Его обжигающие прикосновения.
Его голодные толчки во мне.
Его порочные и одновременно ласковые слова, когда я извивалась под ним и чувствовала, как мир внутри взрывается миллионом ядерных бомб, чувствовала то, что никогда не знала, каждое его движение отзывалось внутри новыми волнами наслаждения. И проклятье, это невозможно взять и выбросить из памяти!
– Будь со мной, – просит он.
Я вижу зеленые глаза – совершенно сумасшедшие, греховные – и поддаюсь порыву. Отвечаю на поцелуй. Нужно обдумать происходящее и эмоции, которые раздирают изнутри, но я сделаю это позже. Сейчас – лишь Лео. Его вкус. Оттенки кофе и дыма сигар. Жажда получить больше. Хочется растянуть этот момент до бесконечности, позволить сделать со мной все, что он так желает. И чего желаю я.
В обсидиане тьмы инстинкты обостряются. Я сама уже готова разорвать на Лео рубашку. К дьяволу мысли! К дьяволу рассуждения! И мораль – туда же! Последний раз. Один. И я исчезну. Уеду. Переведусь в другой город. Что угодно, но не в эту минуту… сейчас я хочу лишь яростных и глубоких толчков… внутри себя.
Только Лео.
Кому нужна справедливость и моральные устои, когда весь твой мир – это один человек? Когда за один поцелуй можно умереть…
– Эй, тут заперто!
Кто-то дергает ручку двери, и я едва не вскрикиваю. Лео зажимает мне рот. Не сразу прихожу в себя, оглушенная ударами крови в ушах. Замечаю раздражение Лео.
– Кажется, здесь пара, – выдавливаю, тяжело дыша.
Шакал закатывает глаза. Цокает.
– Интересно, это у меня так паршиво с везением или у тебя, – привычно хмыкает он, а потом шепчет на ухо: – Я заберу тебя после пар.
Я сглатываю, мотаю головой, разгоняя сахарный туман.
– Или поедем сейчас? – манит он, сжимая мои ягодицы. – Правда, боюсь, я возьму тебя прямо в машине.

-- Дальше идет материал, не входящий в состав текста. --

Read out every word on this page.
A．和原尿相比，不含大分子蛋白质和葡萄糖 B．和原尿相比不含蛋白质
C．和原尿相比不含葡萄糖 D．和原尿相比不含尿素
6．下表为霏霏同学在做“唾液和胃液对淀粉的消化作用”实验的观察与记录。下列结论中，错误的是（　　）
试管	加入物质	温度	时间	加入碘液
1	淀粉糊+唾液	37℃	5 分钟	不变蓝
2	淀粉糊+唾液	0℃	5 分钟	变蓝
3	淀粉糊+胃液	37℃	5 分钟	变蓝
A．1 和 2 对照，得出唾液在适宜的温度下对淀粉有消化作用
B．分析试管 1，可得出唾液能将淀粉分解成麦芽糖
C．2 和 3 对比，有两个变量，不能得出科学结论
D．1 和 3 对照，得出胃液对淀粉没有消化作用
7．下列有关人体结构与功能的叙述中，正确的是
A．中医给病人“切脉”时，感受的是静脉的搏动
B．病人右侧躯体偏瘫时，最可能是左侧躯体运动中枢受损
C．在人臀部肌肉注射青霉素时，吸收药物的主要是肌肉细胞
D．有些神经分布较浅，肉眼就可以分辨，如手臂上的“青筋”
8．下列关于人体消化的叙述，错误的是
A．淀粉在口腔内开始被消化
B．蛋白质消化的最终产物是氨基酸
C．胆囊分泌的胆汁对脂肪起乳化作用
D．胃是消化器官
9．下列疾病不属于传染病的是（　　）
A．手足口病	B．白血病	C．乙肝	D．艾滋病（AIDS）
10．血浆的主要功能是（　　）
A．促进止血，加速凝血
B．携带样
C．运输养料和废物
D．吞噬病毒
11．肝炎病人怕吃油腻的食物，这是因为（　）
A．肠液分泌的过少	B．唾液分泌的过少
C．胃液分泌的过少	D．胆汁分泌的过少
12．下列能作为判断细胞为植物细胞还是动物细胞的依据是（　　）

Живописная картина того, что Шакал может сделать со мной в своем «Лексусе», смешивается с осознанием, что все «это» будет со мной вытворять сумасшедший маньяк. И он не собирается доказывать обратное. Он убийца. А я настолько не заслуживающая внимания фигура – вроде предмета интерьера, дивана, тумбочки, – что убивать можно хоть у меня на глазах. И врываться ко мне тоже можно. Похищать. Трахать прямо в университете на парте…
Я сжимаю кулаки.
– Мне нужно на пару, – писк из моего рта. – У меня важная пара. Очень важная!
– Ты серьезно? – изумляется он.
– Да!
Хватаю телефон и, не оборачиваясь, выскальзываю из объятий.
Отпираю дверь.
– Эми, подожди, я не хотел тебя обидеть, – слышу вслед, но уже вылетаю в коридор.
Несусь в туалетную комнату, чтобы привести себя в порядок. И спрятаться!
Тело сладко ноет, требует. Горит! И голова вскипает. Я дышу загнанной лошадью. Мне срочно нужно прийти в себя! Глеб меня зарежет к чертовой матери, да и сам Шакал вполне может это сделать, когда я ему надоем. Он ведь психопат!
Надо завершить всю эту историю, пока не стало слишком поздно, то есть уже поздно, конечно, но я должна сохранять рассудок, а не растекаться в руках убийцы безвольным желе. Нужно выкинуть из головы искаженное желанием мужское лицо. Прикосновения. И малахитовые радужки… лишь тонкая каемка…
Захлопываю дверь в кабинку туалета.
Дьявол! Почему Лео так действует на меня?! Как наркотик! Я не хочу думать о нем. О том, что было между нами вчера… и насколько жажду этого снова…
Черт!
Я вздрагиваю, осознавая опасность своих желаний. Слышу звук уведомлений. О, ну нет, зачем только придумали телефоны, а?
Сообщения не от Лео.
Слегка успокаиваюсь, но лишь до момента, пока не читаю текст. Это Шестирко. Моя вторая проблема.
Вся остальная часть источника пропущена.